The paper introduces a new simple model for solid-state HHG that incorporates intraband and interband dynamics, connecting the cutoff energies to the vector potential amplitude and providing a momentum-space perspective.

Findings

HHG spectrum transitions from single to multiple plateaus at specific vector potential amplitudes

Multiple cutoff energies depend on band energy differences and pulse parameters

Cutoff positions are influenced by pulse duration, not just intensity and wavelength

Abstract

We theoretically study high-harmonic generation (HHG) from solids driven by intense laser pulses using a one-dimensional model periodic crystal.
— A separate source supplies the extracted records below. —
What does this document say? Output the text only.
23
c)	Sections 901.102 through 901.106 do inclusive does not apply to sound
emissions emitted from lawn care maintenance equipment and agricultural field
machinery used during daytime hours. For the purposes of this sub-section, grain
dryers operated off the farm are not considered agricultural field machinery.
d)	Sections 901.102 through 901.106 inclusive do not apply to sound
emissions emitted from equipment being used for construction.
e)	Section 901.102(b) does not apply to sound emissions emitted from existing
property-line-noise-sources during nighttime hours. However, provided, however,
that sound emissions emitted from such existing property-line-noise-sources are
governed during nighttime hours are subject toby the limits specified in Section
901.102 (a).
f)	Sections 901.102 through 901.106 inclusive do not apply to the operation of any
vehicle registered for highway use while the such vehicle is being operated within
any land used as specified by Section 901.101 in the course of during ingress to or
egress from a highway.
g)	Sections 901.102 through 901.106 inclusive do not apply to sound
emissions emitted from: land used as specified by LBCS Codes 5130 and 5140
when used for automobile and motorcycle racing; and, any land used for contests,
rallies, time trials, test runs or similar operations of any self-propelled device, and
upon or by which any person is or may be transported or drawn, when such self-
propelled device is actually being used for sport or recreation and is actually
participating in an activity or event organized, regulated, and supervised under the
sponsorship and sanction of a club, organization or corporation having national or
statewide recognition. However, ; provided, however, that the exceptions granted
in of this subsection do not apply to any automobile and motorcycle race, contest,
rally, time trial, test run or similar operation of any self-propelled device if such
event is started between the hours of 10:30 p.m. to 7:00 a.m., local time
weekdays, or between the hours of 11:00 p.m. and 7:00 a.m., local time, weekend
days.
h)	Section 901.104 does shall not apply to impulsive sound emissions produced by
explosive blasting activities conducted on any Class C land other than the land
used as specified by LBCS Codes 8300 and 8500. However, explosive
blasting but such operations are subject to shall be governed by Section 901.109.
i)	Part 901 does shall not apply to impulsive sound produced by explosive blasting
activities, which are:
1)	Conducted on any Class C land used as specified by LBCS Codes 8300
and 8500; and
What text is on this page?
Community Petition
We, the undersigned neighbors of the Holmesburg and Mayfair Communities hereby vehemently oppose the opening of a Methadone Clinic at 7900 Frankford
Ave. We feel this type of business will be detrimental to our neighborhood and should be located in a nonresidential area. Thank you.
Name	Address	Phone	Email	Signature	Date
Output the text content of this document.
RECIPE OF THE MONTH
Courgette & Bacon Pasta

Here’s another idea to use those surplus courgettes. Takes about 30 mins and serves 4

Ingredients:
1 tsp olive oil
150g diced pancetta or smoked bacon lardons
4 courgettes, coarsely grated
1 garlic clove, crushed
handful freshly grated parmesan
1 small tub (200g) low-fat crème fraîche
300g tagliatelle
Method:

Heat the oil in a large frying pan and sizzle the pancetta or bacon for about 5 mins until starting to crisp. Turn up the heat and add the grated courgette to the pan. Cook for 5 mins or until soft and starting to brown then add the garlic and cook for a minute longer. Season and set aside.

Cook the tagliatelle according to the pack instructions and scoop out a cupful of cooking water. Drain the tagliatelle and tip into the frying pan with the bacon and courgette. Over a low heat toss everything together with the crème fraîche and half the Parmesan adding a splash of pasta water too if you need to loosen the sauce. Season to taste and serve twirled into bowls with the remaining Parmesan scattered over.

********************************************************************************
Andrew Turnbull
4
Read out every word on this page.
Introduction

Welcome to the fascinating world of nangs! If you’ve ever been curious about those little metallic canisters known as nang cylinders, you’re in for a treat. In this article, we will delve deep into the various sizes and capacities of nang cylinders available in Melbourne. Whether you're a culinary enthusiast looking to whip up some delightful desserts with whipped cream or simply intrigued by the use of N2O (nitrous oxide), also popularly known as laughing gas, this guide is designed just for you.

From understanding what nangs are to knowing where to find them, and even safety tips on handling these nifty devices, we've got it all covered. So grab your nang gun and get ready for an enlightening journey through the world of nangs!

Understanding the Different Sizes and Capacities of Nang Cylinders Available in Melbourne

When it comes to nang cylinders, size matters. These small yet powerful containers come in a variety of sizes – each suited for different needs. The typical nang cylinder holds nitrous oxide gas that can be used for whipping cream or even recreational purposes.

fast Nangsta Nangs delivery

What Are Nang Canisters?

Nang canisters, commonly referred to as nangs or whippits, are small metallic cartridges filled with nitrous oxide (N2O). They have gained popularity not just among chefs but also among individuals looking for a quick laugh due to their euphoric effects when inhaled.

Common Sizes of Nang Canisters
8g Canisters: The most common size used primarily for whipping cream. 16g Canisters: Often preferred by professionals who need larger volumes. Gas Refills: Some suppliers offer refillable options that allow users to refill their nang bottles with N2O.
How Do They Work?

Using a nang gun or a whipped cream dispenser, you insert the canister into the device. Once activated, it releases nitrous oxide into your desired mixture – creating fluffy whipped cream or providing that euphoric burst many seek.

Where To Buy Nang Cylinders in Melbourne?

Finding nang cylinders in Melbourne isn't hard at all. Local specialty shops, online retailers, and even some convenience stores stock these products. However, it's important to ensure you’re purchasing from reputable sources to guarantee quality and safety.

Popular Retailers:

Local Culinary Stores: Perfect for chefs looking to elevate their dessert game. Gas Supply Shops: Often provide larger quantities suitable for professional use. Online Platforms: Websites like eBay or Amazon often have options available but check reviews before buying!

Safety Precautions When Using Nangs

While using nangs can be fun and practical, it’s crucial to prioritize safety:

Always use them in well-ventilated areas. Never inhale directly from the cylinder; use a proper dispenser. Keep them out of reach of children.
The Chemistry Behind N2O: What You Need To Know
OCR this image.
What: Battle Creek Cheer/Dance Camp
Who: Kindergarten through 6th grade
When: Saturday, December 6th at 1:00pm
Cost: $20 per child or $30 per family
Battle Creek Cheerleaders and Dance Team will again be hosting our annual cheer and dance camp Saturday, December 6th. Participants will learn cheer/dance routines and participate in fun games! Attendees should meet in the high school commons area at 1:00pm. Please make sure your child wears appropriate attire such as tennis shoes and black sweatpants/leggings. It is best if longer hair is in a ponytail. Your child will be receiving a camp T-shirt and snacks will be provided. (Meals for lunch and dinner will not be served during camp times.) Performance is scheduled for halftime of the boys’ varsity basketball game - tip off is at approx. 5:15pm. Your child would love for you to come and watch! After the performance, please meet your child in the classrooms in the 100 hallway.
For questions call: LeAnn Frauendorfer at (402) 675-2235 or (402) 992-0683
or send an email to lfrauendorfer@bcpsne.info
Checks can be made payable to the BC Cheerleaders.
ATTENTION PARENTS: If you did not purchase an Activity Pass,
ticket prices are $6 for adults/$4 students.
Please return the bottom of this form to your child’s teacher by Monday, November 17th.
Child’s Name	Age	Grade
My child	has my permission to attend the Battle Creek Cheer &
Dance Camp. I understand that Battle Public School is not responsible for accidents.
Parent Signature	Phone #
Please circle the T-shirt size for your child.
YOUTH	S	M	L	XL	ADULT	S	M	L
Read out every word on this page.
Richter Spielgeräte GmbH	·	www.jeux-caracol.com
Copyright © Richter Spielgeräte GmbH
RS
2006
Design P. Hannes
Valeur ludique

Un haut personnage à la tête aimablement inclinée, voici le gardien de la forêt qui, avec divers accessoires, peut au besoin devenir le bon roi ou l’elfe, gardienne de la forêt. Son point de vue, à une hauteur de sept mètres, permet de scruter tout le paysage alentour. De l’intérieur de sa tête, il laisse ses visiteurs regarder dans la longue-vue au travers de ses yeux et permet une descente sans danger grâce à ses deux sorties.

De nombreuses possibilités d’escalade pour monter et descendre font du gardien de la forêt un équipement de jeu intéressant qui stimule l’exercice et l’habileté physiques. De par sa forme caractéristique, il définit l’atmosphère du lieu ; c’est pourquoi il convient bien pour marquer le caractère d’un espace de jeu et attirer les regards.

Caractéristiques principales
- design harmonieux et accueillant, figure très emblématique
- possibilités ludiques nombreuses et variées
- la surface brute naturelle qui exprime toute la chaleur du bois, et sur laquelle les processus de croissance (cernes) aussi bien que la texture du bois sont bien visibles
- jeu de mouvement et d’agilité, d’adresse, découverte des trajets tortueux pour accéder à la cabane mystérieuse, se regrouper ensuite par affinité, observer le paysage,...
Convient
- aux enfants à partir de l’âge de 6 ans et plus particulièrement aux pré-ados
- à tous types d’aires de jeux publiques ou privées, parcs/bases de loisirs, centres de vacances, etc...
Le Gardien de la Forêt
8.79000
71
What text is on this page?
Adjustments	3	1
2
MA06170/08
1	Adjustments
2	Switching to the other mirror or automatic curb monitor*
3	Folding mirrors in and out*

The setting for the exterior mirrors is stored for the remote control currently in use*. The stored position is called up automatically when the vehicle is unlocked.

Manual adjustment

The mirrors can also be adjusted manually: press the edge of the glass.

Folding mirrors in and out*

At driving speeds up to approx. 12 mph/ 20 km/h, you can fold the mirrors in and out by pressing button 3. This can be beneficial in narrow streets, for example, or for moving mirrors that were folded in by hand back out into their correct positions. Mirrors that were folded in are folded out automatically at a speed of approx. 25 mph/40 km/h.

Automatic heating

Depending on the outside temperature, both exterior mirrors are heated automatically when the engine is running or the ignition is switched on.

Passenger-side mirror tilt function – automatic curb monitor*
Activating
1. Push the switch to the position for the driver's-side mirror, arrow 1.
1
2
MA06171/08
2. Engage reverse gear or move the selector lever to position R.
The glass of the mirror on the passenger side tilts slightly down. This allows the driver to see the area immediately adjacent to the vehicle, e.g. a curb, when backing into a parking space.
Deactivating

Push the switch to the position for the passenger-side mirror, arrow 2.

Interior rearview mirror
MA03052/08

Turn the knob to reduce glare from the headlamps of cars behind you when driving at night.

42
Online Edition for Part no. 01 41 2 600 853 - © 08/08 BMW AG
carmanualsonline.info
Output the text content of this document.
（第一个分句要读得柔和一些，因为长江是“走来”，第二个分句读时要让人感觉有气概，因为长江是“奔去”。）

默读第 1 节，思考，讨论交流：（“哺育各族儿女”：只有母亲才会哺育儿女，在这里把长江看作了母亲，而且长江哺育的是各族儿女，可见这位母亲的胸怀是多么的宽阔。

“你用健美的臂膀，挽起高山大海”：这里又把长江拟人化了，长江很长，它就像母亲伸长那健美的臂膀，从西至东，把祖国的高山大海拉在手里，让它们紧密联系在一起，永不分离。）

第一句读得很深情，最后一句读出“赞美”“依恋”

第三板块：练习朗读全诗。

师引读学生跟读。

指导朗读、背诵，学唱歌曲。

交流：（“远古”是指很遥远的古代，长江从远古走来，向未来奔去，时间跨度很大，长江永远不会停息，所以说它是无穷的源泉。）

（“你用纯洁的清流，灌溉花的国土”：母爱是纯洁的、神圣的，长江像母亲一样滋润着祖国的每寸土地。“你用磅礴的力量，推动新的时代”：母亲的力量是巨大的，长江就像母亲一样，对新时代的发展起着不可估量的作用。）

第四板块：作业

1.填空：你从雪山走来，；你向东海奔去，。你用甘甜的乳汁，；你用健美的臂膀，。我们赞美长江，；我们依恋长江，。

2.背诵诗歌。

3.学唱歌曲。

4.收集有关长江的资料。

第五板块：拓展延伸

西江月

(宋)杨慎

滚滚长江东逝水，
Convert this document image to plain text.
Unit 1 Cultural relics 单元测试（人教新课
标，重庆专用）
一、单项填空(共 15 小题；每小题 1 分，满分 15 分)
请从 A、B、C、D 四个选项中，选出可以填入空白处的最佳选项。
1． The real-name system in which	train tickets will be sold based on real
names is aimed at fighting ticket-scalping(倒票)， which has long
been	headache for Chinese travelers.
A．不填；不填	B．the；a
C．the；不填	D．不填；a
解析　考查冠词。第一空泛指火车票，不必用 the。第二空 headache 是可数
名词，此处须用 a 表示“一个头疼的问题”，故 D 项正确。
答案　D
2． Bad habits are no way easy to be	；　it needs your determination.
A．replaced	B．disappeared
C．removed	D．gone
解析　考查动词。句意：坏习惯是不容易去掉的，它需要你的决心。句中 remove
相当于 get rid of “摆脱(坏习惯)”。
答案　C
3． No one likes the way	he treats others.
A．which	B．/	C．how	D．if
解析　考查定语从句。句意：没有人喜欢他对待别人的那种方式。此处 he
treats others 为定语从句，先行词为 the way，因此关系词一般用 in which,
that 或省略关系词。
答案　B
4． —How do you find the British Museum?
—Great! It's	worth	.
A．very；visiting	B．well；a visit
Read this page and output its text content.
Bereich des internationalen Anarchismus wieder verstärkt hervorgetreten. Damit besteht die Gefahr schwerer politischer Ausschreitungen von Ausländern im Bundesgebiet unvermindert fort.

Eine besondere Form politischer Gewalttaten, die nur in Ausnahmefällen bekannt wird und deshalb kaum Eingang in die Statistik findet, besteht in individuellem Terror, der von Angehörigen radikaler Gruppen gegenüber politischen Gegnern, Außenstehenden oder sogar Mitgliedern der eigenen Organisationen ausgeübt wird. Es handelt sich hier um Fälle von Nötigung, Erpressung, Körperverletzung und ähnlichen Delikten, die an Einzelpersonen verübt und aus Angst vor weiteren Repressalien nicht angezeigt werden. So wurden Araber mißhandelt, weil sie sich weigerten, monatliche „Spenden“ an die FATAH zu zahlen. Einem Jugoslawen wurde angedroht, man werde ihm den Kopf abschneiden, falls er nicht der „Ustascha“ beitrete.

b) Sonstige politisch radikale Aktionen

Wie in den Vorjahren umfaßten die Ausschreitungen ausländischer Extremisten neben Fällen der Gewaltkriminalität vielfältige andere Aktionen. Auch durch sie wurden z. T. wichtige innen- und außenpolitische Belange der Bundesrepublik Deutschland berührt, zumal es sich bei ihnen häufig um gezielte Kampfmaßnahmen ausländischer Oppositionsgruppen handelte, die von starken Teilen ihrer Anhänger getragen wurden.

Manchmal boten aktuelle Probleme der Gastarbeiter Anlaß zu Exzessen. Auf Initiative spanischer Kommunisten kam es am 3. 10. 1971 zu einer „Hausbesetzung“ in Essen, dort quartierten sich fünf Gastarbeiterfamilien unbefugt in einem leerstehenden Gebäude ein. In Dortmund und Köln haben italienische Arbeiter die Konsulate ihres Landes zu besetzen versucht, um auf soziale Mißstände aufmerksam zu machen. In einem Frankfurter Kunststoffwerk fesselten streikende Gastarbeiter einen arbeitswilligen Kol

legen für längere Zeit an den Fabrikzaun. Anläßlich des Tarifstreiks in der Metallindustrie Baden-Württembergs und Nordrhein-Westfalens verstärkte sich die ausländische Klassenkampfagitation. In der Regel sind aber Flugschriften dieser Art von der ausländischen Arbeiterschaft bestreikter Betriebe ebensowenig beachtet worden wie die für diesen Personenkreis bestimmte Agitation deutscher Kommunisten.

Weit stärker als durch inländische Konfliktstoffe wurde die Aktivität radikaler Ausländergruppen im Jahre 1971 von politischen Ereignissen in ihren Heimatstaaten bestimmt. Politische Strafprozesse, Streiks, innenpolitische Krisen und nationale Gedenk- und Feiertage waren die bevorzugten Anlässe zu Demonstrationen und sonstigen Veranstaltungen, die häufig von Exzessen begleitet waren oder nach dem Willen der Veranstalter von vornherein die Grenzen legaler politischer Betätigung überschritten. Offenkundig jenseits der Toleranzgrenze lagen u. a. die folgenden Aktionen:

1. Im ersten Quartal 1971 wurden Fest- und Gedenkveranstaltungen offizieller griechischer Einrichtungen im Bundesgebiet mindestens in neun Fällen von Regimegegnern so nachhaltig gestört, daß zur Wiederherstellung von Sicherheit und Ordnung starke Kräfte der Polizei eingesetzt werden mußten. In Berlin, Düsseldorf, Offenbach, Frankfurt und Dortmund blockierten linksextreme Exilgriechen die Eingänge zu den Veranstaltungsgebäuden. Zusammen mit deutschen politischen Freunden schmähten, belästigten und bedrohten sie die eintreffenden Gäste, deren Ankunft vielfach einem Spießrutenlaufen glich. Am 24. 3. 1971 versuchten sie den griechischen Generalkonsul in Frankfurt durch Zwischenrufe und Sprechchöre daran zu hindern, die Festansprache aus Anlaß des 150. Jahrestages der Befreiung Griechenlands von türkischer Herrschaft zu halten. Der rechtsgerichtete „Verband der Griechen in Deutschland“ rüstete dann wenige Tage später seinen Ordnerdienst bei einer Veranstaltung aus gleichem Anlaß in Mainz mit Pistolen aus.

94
By numerically solving the time-dependent Schr\"{o}dinger equation directly on a real-space grid, we successfully reproduce experimentally observed unique features of solid-state HHG such as the linear cutoff-energy scaling and the sudden transition from a single- to multiple-plateau structure. Based on the simulation results, we propose a simple model that incorporates vector-potential-induced intraband displacement, interband tunneling, and recombination with the valence-band hole. One key parameter is the valley-to-peak amplitude of the pulse vector potential, which determines the crystal momentum displacement during the half cycle. When the maximum peak-to-valley amplitude $A_{\rm peak}$ reaches the half width $\frac{\pi}{a}$ of the Brillouin zone with $a$ being the lattice constant, the HHG spectrum exhibits a transition from a single- to multiple-plateau structure, and even further plateaus appear at $A_{\rm peak} = \frac{2\pi}{a}, \frac{3\pi}{a}, \cdots$. The multiple cutoff positions are given as functions of $A_{\rm peak}$ and the second maximum $A_{\rm peak}^{\prime}$, in terms of the energy difference between different bands. Using our recipe, one can draw electron trajectories in the momentum space, from which one can deduce, for example, the time-frequency structure of HHG without elaborate quantum-mechanical calculations. Finally, we reveal that the cutoff positions depend on not only the intensity and wavelength of the pulse, but also its duration, in marked contrast to the gas-phase case. Our model can be viewed as a solid-state and momentum-space counterpart of the familiar three-step model, highly successful for gas-phase HHG, and provide a unified basis to understand HHG from solid-state materials and gaseous media.